Bayona a voulu être le plus fidèle possible à cette tragique histoire vraie dans laquelle les survivants du crash, confrontés au froid intense et surtout à la faim, ont pris la difficile décision de recourir au cannibalisme pour assurer leur survie. Ce n’est qu’au bout de deux longs mois de lutte contre les éléments, et grâce à l’expédition de deux courageux partis chercher de l’aide sur plus de 37 miles, qu’ils ont enfin été secourus.

Bayona réussit à embrasser la subjectivité de son travail, capturant les bribes d’un temps suspendu où la voix des vivants se mêle à celle des morts.

Revenant à sa langue maternelle, Bayona revisite ce fait divers des années 1970 avec une approche universelle presque mythologique. Alors que les survivants cherchent un sens à la mort de leurs amis, le film explore une nouvelle forme de spiritualité, émergeant dans un territoire abandonné de tous, y compris de Dieu. La survie devient alors un enjeu spirituel plutôt qu’un simple instinct primaire. La compassion transcende la nature humaine, chacun étant prêt à se sacrifier pour le bien du groupe.

La mise en scène viscérale de Bayona plonge le spectateur dans un environnement inhospitalier où la mort est omniprésente et où le temps semble s’être arrêté. Le cannibalisme, inextricablement lié à cette histoire, est traité avec finesse, explorant en profondeur les débats moraux entourant cette extrémité inimaginable. Par son aspect immersif, le film incite le spectateur à opérer une introspection similaire. Le cercle des neiges se confronte à la dureté de son sujet et ses questionnements moraux sans jamais sombrer dans le sensationnalisme.

Bayona, conscient des fantasmes entourant ce fait divers très médiatisé, aborde la question de l’impossible reconstitution d’un événement traumatique avec une très grande justesse. Le réalisateur réussit à embrasser la subjectivité de son travail, capturant les bribes d’un temps suspendu où la voix des vivants se mêle à celle des morts.
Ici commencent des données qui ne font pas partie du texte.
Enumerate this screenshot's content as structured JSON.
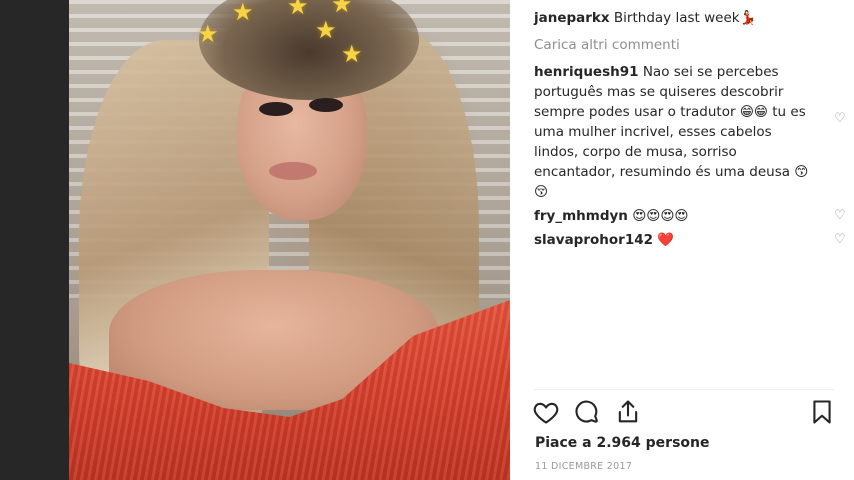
{
  "post": {
    "author": "janeparkx",
    "caption": "Birthday last week💃🏻",
    "load_more": "Carica altri commenti"
  },
  "comments": [
    {
      "user": "henriquesh91",
      "text": "Nao sei se percebes português mas se quiseres descobrir sempre podes usar o tradutor 😁😁 tu es uma mulher incrivel, esses cabelos lindos, corpo de musa, sorriso encantador, resumindo és uma deusa 😙😚"
    },
    {
      "user": "fry_mhmdyn",
      "text": "😍😍😍😍"
    },
    {
      "user": "slavaprohor142",
      "text": "❤️"
    }
  ],
  "engagement": {
    "likes": "Piace a 2.964 persone",
    "date": "11 DICEMBRE 2017"
  },
  "icons": {
    "like": "heart-outline-icon",
    "comment": "speech-bubble-icon",
    "share": "share-icon",
    "save": "bookmark-icon",
    "comment_like": "heart-small-icon"
  },
  "colors": {
    "panel_bg": "#ffffff",
    "muted": "#8e8e8e",
    "text": "#262626",
    "dress": "#d8402c",
    "sticker_star": "#f5d44a"
  }
}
Le Cercle des neiges met en scène le collectif comme véritable personnage principal, un collectif qui lui seul connaît la vérité sur ce qui s’est déroulé dans ces montagnes, la fiction ne pouvant fatalement que l’effleurer. 
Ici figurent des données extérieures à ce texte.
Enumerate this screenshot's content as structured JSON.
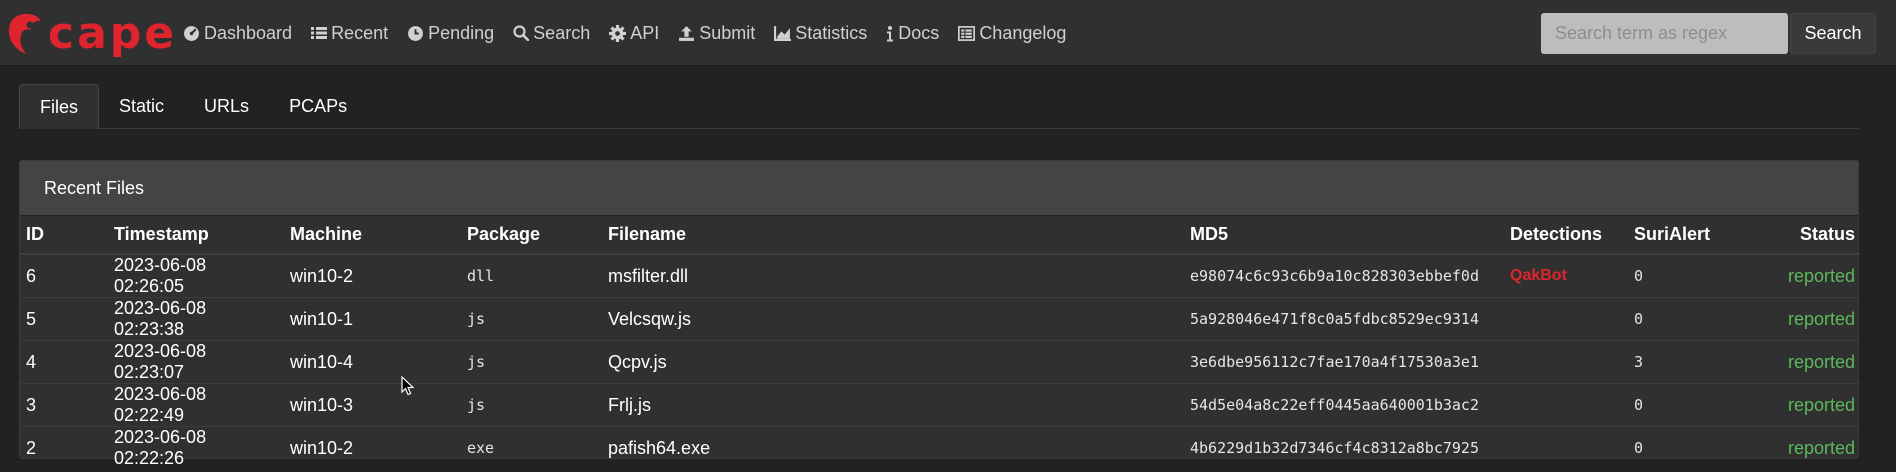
{
  "brand": {
    "name": "cape"
  },
  "nav": {
    "items": [
      {
        "label": "Dashboard",
        "icon": "dashboard-icon"
      },
      {
        "label": "Recent",
        "icon": "list-icon"
      },
      {
        "label": "Pending",
        "icon": "clock-icon"
      },
      {
        "label": "Search",
        "icon": "search-icon"
      },
      {
        "label": "API",
        "icon": "gear-icon"
      },
      {
        "label": "Submit",
        "icon": "upload-icon"
      },
      {
        "label": "Statistics",
        "icon": "chart-icon"
      },
      {
        "label": "Docs",
        "icon": "info-icon"
      },
      {
        "label": "Changelog",
        "icon": "changelog-icon"
      }
    ],
    "search_placeholder": "Search term as regex",
    "search_button": "Search"
  },
  "tabs": [
    "Files",
    "Static",
    "URLs",
    "PCAPs"
  ],
  "panel": {
    "title": "Recent Files",
    "columns": [
      "ID",
      "Timestamp",
      "Machine",
      "Package",
      "Filename",
      "MD5",
      "Detections",
      "SuriAlert",
      "Status"
    ],
    "rows": [
      {
        "id": "6",
        "timestamp": "2023-06-08 02:26:05",
        "machine": "win10-2",
        "package": "dll",
        "filename": "msfilter.dll",
        "md5": "e98074c6c93c6b9a10c828303ebbef0d",
        "detections": "QakBot",
        "surialert": "0",
        "status": "reported"
      },
      {
        "id": "5",
        "timestamp": "2023-06-08 02:23:38",
        "machine": "win10-1",
        "package": "js",
        "filename": "Velcsqw.js",
        "md5": "5a928046e471f8c0a5fdbc8529ec9314",
        "detections": "",
        "surialert": "0",
        "status": "reported"
      },
      {
        "id": "4",
        "timestamp": "2023-06-08 02:23:07",
        "machine": "win10-4",
        "package": "js",
        "filename": "Qcpv.js",
        "md5": "3e6dbe956112c7fae170a4f17530a3e1",
        "detections": "",
        "surialert": "3",
        "status": "reported"
      },
      {
        "id": "3",
        "timestamp": "2023-06-08 02:22:49",
        "machine": "win10-3",
        "package": "js",
        "filename": "Frlj.js",
        "md5": "54d5e04a8c22eff0445aa640001b3ac2",
        "detections": "",
        "surialert": "0",
        "status": "reported"
      },
      {
        "id": "2",
        "timestamp": "2023-06-08 02:22:26",
        "machine": "win10-2",
        "package": "exe",
        "filename": "pafish64.exe",
        "md5": "4b6229d1b32d7346cf4c8312a8bc7925",
        "detections": "",
        "surialert": "0",
        "status": "reported"
      }
    ]
  },
  "colors": {
    "brand": "#e0242e",
    "status_ok": "#5cb85c",
    "detection": "#e0242e"
  }
}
Malgré quelques longueurs et une certaine prévisibilité, Bayona maintient une tension intense tout au long de son récit, alternant entre moments intimes, séquences épiques et contemplations poétiques. Le film se distingue par deux scènes remarquables : le crash, d’un réalisme saisissant, et la première scène de cannibalisme, traitée avec une humanité salvatrice. Le Cercle des neiges va au-delà du simple devoir de mémoire et offre une expérience cinématographique bouleversante mettant en lumière la beauté de la résilience et la victoire du collectif sur l’individualisme.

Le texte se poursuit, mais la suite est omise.